His first name, Jahangir, means “conqueror of the world” in Persian. His last name, Khan, is synonymous with domination in the game of squash. Put the names together and you have Jahangir Khan, a 20-year-old Pakistani who has indeed conquered the squash world.
Khan won the world championship three years ago in Toronto and the British Open the following year. This May he added the North American Open to his ever-expanding list of victories. What makes this win special is the fact that the North American game, which is played with a hardball, is very different from the international game, which is played with a softball. “I’ve done everything in squash,” says Khan, who was weaned on the softball.
It is remarkable that Jahangir can play the game at all, let alone at such an elevated level, since he was born with a hernia and told by doctors that he couldn’t exercise vigorously. Yet coming from a family that has ruled the game for three decades, how could he not play squash? So, armed with a sawed-off racquet, 7-year-old Jahangir would hit balls against a wall every afternoon. He had his first hernia operation at 5, the second at age 12, and hasn’t been bothered since.
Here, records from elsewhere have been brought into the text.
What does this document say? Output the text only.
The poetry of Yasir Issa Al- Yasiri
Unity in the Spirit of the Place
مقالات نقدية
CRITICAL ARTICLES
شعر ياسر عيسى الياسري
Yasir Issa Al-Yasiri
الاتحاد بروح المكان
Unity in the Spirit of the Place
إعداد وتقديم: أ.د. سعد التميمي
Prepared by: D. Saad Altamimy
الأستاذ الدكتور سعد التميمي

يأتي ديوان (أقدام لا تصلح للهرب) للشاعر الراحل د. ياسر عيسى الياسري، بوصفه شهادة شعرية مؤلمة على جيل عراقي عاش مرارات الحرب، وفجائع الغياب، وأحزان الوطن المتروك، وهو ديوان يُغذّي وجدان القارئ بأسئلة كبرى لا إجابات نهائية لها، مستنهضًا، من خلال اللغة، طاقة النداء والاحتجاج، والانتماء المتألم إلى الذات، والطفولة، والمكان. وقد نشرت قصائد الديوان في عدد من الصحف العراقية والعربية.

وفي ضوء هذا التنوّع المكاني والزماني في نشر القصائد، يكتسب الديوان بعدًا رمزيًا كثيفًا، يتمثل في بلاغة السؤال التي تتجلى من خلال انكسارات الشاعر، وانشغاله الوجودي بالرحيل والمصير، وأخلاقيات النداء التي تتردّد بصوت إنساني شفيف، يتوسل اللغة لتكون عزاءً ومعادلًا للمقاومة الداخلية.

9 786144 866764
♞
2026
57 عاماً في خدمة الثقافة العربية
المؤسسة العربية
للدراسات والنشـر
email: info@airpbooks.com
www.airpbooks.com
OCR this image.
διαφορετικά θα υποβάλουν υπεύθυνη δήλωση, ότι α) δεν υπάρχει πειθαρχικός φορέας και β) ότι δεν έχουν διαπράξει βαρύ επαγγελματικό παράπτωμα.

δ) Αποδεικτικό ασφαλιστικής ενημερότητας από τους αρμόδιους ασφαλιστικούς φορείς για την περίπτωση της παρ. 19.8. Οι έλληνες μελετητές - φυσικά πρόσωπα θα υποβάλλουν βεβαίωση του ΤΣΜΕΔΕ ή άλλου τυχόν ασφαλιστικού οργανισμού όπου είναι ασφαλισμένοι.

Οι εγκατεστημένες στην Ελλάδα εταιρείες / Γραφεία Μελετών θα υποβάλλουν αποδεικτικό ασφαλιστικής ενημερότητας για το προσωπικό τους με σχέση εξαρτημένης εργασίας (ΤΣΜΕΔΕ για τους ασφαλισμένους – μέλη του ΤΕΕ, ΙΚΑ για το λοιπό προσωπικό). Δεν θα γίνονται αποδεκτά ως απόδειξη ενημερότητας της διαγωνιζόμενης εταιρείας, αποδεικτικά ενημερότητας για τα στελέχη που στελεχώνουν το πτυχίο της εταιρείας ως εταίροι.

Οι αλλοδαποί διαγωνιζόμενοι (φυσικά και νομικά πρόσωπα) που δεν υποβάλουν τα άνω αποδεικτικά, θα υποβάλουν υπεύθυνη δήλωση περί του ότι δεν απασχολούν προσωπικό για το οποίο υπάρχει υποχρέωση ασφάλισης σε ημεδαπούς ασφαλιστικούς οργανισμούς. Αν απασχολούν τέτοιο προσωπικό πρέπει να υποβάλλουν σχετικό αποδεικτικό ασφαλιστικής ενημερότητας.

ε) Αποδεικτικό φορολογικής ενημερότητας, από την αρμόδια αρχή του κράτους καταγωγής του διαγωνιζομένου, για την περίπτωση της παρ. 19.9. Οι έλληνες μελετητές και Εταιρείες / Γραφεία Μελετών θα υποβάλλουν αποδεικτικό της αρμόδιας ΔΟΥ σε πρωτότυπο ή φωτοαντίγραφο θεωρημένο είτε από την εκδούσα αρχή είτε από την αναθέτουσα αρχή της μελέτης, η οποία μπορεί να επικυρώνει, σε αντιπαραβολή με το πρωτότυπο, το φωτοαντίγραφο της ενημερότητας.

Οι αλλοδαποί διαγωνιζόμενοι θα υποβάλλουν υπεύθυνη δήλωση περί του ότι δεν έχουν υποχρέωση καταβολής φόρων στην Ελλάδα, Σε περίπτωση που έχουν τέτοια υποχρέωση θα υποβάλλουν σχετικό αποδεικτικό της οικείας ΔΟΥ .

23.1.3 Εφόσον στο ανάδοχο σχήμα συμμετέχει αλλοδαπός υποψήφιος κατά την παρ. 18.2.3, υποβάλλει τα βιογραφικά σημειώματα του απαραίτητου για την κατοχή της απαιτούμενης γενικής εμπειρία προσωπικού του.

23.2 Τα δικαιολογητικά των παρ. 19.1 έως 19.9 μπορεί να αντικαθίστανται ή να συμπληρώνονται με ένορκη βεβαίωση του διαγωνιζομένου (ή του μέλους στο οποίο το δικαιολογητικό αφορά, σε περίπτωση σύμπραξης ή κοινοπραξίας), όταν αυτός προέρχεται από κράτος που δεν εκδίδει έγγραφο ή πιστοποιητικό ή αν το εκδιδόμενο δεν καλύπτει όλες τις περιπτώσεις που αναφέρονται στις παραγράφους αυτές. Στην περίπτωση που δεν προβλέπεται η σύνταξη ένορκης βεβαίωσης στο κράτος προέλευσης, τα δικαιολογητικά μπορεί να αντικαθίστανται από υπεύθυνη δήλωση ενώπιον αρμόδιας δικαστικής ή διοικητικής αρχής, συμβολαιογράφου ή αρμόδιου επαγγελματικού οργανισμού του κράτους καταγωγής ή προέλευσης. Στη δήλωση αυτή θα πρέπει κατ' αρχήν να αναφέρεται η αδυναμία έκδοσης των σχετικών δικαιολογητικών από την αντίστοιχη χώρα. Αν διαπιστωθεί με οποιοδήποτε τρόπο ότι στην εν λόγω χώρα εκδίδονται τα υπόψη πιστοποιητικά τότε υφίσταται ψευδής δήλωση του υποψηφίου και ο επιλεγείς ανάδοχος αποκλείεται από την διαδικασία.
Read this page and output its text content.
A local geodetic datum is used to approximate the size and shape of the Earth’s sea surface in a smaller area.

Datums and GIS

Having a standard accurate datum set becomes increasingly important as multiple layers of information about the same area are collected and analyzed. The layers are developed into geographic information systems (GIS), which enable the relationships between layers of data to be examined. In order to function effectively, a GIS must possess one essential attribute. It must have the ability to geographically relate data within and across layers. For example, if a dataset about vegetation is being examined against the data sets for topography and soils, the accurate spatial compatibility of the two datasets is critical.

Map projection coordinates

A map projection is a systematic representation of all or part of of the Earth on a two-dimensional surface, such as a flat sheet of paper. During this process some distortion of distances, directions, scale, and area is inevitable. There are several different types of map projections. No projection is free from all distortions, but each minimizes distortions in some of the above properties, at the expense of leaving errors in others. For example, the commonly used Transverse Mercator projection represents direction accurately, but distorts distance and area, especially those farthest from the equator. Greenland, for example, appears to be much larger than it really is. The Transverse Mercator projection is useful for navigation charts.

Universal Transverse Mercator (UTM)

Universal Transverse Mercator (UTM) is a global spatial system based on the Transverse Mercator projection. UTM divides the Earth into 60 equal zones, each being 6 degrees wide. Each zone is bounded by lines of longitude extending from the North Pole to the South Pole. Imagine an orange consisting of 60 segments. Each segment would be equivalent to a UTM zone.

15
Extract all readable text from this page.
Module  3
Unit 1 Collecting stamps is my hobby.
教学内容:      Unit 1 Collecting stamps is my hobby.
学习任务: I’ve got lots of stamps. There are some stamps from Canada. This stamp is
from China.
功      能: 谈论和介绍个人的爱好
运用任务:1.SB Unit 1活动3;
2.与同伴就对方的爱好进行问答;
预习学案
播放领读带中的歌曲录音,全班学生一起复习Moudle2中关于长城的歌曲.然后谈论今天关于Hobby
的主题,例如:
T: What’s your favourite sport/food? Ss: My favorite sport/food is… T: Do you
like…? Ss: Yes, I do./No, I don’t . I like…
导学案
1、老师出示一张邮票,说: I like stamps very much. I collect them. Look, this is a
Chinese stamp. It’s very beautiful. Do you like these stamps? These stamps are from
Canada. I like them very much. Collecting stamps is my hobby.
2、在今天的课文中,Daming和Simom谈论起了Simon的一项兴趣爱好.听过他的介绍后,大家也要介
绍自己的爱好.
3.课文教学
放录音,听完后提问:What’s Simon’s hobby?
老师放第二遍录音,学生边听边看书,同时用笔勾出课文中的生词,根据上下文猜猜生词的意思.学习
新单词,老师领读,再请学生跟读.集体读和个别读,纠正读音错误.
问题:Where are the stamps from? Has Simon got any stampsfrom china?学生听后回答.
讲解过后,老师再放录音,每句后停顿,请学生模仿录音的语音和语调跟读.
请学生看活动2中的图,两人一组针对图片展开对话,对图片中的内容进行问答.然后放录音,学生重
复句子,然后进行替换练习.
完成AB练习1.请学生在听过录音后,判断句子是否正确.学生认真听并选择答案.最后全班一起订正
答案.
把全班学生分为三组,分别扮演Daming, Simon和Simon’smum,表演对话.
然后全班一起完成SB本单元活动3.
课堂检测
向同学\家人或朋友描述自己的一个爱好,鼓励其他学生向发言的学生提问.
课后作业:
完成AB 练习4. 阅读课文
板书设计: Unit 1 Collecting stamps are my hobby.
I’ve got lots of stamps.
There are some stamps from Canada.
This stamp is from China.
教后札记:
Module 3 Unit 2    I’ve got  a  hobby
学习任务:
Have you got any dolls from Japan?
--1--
Khan, who speaks with a gentle British accent, spends 10 months a year playing in tournaments and lives with his family in Pakistan the rest of the time. As professional sports go, the money to be made from squash is peanuts, yet Khan’s manager, Ron Morton, estimates that Jahangir will earn about $400,000 from tournaments and exhibitions this year.
The young conqueror isn’t about to get blasé. “Winning one tournament,” he says, “just makes me want to win the next one.” He has formed a company to market a line of racquets and clothing. Its name, like its founder, is Unsquashable.